I write with a Quick Update on Clarameda Fund. By now you should all have received your K1s. We have filed taxes at the Partnership level. For non-CA Partners we have paid your CA taxes, those amounts will be deducted from your next regular distribution.
At a high level we did very well on maintaining a high level of occupancy. We suffered however from a higher than anticipated repair expenses, including a "mold" abatement issue for a highly sensitive tenant. We ended the year with another large repair item (replacing a HVAC unit) - which is why I am deferring the Special Distribution decision to June. In keeping with my conservative approach I don't want to pay out more in distributions than we take in from Operations - as you can see we are about even - which is about where I want us to be.

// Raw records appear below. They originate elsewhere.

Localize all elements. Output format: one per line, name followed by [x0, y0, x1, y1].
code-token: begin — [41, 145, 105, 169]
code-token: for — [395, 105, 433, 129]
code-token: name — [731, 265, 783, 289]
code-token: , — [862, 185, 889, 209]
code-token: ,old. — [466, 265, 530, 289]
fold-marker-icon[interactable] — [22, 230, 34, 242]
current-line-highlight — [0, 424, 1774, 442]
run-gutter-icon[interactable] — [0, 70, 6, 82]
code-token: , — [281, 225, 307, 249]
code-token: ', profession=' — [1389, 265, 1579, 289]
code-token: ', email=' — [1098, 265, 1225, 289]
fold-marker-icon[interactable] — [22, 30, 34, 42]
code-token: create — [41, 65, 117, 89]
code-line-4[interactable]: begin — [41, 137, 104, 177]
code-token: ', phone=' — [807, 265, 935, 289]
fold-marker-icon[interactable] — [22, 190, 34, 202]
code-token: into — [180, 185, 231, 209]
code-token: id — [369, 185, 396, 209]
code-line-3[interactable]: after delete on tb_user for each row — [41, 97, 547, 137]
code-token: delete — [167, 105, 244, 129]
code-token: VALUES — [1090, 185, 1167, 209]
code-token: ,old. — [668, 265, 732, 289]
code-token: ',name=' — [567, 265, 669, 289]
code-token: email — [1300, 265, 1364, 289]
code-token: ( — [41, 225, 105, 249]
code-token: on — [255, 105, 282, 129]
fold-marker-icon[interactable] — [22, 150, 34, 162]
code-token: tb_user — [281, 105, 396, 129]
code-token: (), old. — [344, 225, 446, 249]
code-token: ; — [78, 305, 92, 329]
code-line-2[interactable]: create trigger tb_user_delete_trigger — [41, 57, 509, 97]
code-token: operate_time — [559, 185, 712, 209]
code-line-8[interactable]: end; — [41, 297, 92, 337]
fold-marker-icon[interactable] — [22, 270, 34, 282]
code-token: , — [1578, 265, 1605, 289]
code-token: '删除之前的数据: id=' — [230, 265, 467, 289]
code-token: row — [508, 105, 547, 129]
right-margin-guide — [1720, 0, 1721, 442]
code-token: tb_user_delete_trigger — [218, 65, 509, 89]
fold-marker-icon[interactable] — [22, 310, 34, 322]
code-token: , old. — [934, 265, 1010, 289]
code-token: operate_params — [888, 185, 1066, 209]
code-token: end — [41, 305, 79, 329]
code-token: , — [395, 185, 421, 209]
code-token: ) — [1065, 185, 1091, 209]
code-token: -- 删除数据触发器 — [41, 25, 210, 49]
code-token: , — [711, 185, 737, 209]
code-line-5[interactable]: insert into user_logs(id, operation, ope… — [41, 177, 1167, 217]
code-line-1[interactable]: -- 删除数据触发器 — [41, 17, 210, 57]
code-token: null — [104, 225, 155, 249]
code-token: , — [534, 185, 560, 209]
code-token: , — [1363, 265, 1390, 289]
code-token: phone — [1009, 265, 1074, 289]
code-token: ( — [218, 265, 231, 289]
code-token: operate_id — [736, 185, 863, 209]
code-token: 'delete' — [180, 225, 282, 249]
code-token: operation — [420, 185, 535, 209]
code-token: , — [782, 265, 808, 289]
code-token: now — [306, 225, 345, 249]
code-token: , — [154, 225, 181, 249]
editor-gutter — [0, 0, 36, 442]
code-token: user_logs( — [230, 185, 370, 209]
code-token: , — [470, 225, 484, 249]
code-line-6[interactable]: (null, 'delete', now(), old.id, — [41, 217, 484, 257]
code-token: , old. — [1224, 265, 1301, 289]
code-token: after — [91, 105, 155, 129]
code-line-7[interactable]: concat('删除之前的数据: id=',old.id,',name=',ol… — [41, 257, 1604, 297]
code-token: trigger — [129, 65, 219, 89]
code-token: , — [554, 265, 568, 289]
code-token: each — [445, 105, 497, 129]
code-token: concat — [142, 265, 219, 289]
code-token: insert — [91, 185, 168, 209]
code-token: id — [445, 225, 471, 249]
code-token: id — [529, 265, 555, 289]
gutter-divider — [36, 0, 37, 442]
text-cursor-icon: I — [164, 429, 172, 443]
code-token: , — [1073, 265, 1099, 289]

Here is a distilled look at Partnership's Finances for FY 2013, ending Dec. 31, 2013:
Note - this is at the Management Level (GAAP would account for things like Accumulated Depreciation, etc).
Balance Sheet
Assets:
8 Properties
About $925K in Book Value. Click here for Zillow Market Values:
About $8K in Cash/Receivables
$933K Total
Liabilities:
$60K in 3.25% Notes
About $21K due to Sandalstone (Net)
About $2K in Security Deposits (Oak properties only)
$83K Total Liabilities
Shareholder Equity
$850K in Partner Capital
Net Income
Net Rent: $113.493
Less Expenses
Taxes: $12,376
Insurance: $3,387
Operations: $45,979
Operating Expenses: $61,742
Net Operating Income: $51,751
Net Interest Expense: $7,060
Depreciation: $26,569
Net Income: $18,122
Distributions Paid
$51,716
More than Net Income Why?
Addback Depreciation
One-Time Costs Expensed vs Capitalized. This year we had several charges which affected our bottom line and cash flow. These include fees for setting up a Credit Line for Clarameda.
Going forward, On-going Operations support current Distribution levels plus resumption of Special Distribution
The usual caveats of not having excess vacancy, evictions, repairs, etc...
We have had no vacancies so far and have gotten through paying for the HVAC unit.
Partner Taxes
Very low for 2013 (however up from 2012 as we made no acquisitions) - Net Income of $18,122 vs $51,716 in Distributions
Thanks for everyone's continued support, this is an Accounting Update, the Q1 2014 Update will be more market focused - and in that I will provide more commentary on Operations and the Market as usual.